The original 1 percent estimate related to activity in which attackers used stolen login credentials to take over an Okta support account that had some customer system access for troubleshooting. But the company admitted on Wednesday that its initial investigation had missed other malicious activity in which the attacker simply ran an automated query of the database that contains names and email addresses of “all Okta customer support system users.” This also included some Okta employee information.
While the attackers queried for more data than just names and email addresses—including company names, contact phone numbers, and the data of last login and last password changes—Okta says that “the majority of the fields in the report are blank and the report does not include user credentials or sensitive personal data. For 99.6 percent of users in the report, the only contact information recorded is full name and email address.”
The only Okta users not impacted by the breach are high-sensitivity customers that must comply with the United States Federal Risk and Authorization Management Program or US Department of Defense Impact Level 4 restrictions. Okta provides a separate support platform for these customers.
Okta says it didn’t realize that all customers had been affected by the incident because, while its initial investigation had looked at the queries the attackers ran on the system, “the file size of one particular report downloaded by the threat actor was larger than the file generated during our initial investigation.” In the initial assessment, when Okta regenerated the report in question as part of retracing the attackers’ steps, it didn’t run an “unfiltered” report, which would have returned more results. This meant that in Okta’s initial analysis, there was a discrepancy between the size of the file the investigators downloaded and the size of the file the attackers had downloaded, as recorded in the company’s logs.
Okta did not immediately respond to WIRED’s requests for clarification on why it took a month for the company to run an unfiltered report and reconcile this inconsistency.
Jake Williams, a faculty member at the Institute for Applied Network Security who specializes in corporate security incident response, says that it’s not unusual for companies to take extra time to investigate anomalies flagged in initial security investigations.

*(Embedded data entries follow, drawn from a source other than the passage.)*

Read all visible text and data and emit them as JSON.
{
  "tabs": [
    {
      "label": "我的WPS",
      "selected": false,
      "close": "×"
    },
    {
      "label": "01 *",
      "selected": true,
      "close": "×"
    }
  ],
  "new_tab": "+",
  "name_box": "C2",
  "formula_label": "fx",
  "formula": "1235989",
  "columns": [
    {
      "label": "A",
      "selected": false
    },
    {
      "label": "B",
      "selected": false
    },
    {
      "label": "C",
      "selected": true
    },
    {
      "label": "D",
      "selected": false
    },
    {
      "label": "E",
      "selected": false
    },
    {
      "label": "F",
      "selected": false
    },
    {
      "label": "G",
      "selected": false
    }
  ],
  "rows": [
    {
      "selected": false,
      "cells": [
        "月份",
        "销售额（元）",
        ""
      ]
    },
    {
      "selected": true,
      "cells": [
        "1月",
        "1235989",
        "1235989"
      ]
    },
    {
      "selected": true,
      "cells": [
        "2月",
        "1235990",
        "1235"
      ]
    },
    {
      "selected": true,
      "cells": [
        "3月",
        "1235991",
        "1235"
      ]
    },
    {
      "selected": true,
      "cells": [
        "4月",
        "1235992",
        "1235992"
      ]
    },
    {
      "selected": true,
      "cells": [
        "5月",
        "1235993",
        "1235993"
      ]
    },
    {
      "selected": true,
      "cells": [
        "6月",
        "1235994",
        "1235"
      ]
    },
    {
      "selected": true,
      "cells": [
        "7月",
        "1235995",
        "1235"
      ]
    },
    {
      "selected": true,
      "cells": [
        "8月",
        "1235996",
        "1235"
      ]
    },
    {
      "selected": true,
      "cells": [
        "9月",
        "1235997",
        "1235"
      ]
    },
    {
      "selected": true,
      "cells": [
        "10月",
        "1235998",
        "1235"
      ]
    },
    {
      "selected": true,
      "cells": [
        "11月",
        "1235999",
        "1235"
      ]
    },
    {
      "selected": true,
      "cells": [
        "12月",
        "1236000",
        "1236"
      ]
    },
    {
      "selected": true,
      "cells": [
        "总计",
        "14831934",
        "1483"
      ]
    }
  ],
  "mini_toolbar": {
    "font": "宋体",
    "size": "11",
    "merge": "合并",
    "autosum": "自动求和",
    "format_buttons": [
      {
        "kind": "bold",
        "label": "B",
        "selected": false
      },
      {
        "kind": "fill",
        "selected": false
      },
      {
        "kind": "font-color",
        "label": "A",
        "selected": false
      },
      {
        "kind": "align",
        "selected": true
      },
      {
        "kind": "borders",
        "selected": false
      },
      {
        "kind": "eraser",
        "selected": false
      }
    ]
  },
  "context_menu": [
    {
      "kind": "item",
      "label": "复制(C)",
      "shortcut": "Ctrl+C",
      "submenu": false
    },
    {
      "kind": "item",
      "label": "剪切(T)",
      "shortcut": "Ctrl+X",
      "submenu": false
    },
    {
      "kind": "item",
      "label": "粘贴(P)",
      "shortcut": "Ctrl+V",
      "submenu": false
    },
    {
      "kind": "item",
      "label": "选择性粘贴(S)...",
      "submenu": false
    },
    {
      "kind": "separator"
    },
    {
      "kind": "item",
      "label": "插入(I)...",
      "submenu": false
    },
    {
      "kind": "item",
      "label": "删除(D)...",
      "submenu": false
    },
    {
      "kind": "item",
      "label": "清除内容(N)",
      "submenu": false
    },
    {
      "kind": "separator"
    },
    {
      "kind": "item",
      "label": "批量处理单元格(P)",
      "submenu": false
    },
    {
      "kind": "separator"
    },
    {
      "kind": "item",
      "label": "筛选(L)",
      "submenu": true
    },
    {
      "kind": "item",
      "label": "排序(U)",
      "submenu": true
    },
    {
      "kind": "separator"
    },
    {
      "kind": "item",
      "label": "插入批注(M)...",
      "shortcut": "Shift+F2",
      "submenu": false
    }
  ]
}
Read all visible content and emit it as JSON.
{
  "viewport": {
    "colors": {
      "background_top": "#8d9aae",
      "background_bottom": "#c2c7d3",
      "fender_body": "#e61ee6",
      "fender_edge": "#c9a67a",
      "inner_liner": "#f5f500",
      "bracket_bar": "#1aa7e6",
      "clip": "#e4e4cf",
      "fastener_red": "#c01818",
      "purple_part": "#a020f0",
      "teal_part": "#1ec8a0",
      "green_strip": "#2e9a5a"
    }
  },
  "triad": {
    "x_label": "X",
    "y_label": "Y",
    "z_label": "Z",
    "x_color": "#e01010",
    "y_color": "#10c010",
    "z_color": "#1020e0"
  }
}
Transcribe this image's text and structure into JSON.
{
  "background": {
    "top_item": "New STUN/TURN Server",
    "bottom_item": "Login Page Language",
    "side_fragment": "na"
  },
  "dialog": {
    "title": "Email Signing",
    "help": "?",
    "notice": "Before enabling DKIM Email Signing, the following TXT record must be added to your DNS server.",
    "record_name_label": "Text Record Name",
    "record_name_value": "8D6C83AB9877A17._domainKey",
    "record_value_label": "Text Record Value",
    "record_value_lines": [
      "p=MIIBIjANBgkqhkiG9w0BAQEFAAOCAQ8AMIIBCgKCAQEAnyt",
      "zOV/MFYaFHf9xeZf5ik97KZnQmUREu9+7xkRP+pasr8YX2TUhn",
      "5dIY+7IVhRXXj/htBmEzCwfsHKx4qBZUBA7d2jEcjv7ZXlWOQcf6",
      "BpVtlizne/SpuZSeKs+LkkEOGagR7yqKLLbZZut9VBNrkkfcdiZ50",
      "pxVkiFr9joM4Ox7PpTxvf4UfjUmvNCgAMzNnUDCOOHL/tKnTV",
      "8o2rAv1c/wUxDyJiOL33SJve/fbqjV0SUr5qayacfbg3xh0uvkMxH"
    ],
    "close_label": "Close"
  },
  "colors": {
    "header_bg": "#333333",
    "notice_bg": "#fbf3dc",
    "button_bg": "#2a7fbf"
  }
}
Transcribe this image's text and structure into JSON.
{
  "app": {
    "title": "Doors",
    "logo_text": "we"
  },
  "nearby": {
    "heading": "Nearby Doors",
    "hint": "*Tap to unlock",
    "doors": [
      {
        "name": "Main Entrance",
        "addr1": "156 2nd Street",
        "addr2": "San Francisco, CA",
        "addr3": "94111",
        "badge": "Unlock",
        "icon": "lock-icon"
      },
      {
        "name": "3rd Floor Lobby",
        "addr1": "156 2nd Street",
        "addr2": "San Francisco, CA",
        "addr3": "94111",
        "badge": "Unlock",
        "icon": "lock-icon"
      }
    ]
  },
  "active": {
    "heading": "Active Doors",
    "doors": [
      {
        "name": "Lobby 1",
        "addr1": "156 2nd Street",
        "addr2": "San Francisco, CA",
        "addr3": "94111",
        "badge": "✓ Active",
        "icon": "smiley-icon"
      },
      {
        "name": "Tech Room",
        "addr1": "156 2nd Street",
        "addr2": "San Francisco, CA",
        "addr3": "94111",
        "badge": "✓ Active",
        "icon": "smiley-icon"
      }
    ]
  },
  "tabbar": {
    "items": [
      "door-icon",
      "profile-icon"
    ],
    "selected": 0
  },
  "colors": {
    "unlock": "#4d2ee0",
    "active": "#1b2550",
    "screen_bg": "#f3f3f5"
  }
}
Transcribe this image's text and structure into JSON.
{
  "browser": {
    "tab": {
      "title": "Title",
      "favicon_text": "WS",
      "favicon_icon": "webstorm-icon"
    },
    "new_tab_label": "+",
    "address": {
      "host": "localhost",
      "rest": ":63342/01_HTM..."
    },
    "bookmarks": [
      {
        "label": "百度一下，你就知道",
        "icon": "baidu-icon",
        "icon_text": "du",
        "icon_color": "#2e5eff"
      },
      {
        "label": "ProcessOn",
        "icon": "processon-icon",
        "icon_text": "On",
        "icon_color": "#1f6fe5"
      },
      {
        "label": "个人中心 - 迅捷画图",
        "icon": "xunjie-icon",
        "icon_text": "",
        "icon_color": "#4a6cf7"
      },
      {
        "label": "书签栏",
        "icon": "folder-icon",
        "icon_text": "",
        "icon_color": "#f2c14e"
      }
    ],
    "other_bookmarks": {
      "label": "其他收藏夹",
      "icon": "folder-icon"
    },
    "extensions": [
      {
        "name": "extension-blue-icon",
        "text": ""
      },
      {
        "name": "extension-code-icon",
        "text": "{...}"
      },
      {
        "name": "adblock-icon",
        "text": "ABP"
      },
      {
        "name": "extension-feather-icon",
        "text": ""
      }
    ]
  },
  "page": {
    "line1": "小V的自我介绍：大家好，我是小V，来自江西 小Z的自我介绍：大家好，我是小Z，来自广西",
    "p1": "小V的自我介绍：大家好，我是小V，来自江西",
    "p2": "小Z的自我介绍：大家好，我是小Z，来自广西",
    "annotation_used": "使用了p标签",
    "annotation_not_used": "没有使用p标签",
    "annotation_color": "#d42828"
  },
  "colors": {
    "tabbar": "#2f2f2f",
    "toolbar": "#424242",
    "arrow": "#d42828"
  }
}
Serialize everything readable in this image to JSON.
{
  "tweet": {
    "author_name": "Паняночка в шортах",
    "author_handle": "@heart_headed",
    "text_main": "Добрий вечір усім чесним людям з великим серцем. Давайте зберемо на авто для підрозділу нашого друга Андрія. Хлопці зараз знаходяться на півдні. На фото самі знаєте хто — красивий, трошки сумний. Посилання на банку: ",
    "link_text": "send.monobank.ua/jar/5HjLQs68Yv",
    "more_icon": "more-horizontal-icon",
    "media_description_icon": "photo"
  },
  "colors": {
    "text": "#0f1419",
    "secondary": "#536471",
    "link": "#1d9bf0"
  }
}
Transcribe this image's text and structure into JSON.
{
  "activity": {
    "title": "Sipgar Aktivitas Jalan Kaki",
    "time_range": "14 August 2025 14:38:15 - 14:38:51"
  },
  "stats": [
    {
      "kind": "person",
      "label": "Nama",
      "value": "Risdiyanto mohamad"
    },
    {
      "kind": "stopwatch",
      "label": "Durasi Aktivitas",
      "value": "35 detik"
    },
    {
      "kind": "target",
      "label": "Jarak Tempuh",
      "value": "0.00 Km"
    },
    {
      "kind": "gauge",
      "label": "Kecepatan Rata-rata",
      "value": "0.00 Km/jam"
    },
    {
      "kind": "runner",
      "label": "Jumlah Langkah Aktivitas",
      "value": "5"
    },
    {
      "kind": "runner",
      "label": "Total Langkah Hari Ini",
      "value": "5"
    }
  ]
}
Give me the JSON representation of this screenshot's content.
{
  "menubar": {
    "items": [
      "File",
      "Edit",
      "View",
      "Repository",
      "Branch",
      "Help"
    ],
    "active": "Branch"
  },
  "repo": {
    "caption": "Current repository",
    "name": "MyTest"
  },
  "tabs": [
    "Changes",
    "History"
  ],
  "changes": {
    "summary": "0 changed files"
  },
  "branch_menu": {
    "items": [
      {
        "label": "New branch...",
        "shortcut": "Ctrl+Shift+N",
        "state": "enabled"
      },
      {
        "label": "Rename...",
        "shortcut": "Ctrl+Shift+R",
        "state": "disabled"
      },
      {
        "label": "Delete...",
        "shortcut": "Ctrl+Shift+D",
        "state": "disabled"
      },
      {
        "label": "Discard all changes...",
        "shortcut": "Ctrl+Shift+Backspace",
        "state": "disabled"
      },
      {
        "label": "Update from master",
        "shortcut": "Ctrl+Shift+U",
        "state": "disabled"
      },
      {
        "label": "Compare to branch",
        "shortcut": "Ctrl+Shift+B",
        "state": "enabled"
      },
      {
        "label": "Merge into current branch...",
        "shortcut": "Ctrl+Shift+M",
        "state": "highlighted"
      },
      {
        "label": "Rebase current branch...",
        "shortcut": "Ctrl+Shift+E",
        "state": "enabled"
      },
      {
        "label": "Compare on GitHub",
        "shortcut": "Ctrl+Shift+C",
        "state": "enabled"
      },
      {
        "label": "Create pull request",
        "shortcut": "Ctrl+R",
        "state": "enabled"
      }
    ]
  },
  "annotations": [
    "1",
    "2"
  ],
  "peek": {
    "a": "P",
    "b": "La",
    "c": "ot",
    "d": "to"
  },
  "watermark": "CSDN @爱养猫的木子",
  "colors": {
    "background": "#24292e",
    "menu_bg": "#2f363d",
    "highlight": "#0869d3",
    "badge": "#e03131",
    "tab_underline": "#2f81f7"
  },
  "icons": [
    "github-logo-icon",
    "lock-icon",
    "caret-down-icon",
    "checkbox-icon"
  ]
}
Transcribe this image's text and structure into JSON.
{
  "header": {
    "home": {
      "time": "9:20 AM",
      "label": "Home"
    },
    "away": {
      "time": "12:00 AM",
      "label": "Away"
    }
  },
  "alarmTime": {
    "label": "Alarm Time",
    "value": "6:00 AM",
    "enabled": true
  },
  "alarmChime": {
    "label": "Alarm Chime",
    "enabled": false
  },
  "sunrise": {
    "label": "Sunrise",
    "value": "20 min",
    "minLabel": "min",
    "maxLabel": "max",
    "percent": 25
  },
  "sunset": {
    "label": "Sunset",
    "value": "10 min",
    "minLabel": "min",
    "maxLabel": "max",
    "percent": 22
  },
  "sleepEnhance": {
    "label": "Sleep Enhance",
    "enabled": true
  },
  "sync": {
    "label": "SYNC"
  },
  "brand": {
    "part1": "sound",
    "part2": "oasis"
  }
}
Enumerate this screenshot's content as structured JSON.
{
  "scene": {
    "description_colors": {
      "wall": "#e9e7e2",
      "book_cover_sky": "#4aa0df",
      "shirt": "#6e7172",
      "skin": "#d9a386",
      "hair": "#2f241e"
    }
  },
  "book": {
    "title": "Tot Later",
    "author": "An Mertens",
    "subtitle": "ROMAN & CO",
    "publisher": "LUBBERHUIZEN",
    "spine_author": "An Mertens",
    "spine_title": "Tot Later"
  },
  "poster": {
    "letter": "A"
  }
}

He says that this partly stems from the challenge of comprehensively assessing all evidence, but that it can also be a tactic to avoid disclosing anything that isn’t absolutely necessary under regulatory requirements.
In the case of Okta, though, the company is already under scrutiny because of the stakes inherent in its work as an identity management service, as well as the fact that the company has suffered past breaches and communicated poorly about their true impact.
“I think this one is so high-profile, and the discrepancy so easily identifiable, that they risked SEC issues by not disclosing it sooner,” Williams says. “With Okta, you wait for the other shoe to drop, but then it’s like they also have a third and fourth shoe somehow.”
As companies often do, Okta says it does not have “direct knowledge or evidence that this information is being actively exploited.” But the company emphasized on Wednesday that it is very possible the stolen data will be used to fuel phishing attacks, and recommended repeatedly that all its customers and their administrators turn on multi-factor authentication for their accounts if they haven’t already.